The 7950X3D has some disadvantages in that any non-trivial streaming you will have to mess about a bit to make sure it isn't messing up game utilisation of the 3D cache, the 7950X has lower gaming performance vs some of the Intel options, the 7800X3D is a bit lacking on the core count side if doing anything non-trivial streaming wise. The 9000 series so far don't really change that up. Generally the Intel options are just better.
Setting up a streaming PC is one, if not the biggest ball ache for a streamer and it isnt the actual streaming of the video game, its the audio thats the main problem of getting right along with setting up microphone. Then there is using more electric with another PC. Windows updates like to break things too. These days just buy a 4080/4090 for a single PC setup.. I can stream 1440p upscaled to Youtube with my 3060Ti with 25MB bitrate and it looks great.

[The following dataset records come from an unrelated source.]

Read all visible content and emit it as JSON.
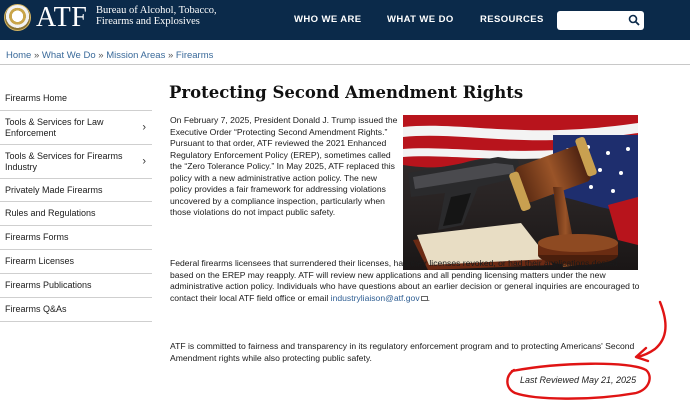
{
  "header": {
    "logo": "ATF",
    "bureau_line1": "Bureau of Alcohol, Tobacco,",
    "bureau_line2": "Firearms and Explosives",
    "nav": [
      "WHO WE ARE",
      "WHAT WE DO",
      "RESOURCES"
    ],
    "search_placeholder": ""
  },
  "breadcrumb": {
    "items": [
      "Home",
      "What We Do",
      "Mission Areas",
      "Firearms"
    ],
    "separator": "»"
  },
  "sidebar": {
    "items": [
      {
        "label": "Firearms Home",
        "expandable": false
      },
      {
        "label": "Tools & Services for Law Enforcement",
        "expandable": true
      },
      {
        "label": "Tools & Services for Firearms Industry",
        "expandable": true
      },
      {
        "label": "Privately Made Firearms",
        "expandable": false
      },
      {
        "label": "Rules and Regulations",
        "expandable": false
      },
      {
        "label": "Firearms Forms",
        "expandable": false
      },
      {
        "label": "Firearm Licenses",
        "expandable": false
      },
      {
        "label": "Firearms Publications",
        "expandable": false
      },
      {
        "label": "Firearms Q&As",
        "expandable": false
      }
    ]
  },
  "main": {
    "title": "Protecting Second Amendment Rights",
    "p1": "On February 7, 2025, President Donald J. Trump issued the Executive Order “Protecting Second Amendment Rights.”  Pursuant to that order, ATF reviewed the 2021 Enhanced Regulatory Enforcement Policy (EREP), sometimes called the “Zero Tolerance Policy.”  In May 2025, ATF replaced this policy with a new administrative action policy. The new policy provides a fair framework for addressing violations uncovered by a compliance inspection, particularly when those violations do not impact public safety.",
    "p2_text": "Federal firearms licensees that surrendered their licenses, had their licenses revoked, or had their applications denied based on the EREP may reapply.  ATF will review new applications and all pending licensing matters under the new administrative action policy.  Individuals who have questions about an earlier decision or general inquiries are encouraged to contact their local ATF field office or email ",
    "p2_email": "industryliaison@atf.gov",
    "p2_end": ".",
    "p3": "ATF is committed to fairness and transparency in its regulatory enforcement program and to protecting Americans' Second Amendment rights while also protecting public safety.",
    "last_reviewed": "Last Reviewed May 21, 2025"
  },
  "colors": {
    "header_bg": "#0b2a4a",
    "link": "#2e5e93",
    "annotation": "#e01414"
  }
}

I know x264 can look damn good too but the majority of 2 PC setup streamers are still using NVENC on the stream PC which to me just says they're still doing it wrong. I'd be using at least a 5950X in that thing with x264.

With AV1/HEVC already on YT and coming to Twitch soon, single PC setup is the way to go for the majority of streamers. those needing a stream PC should be for a more pro streamer that do way more than just stream a game. I'm talking creating Youtube content from their Twitch stream without all the alerts, sponsor logo's etc all over it.

Its so easy to just stream these days, I've tested doing Twitch (1080p) Youtube (1440p) and Kick (1080p) all at the same time on my sig setup.. it works fine.

Perfect setup for an average streamer should be any 8 Core+ Ryzen X3D with at least a 4070Ti GPU and they're good to go.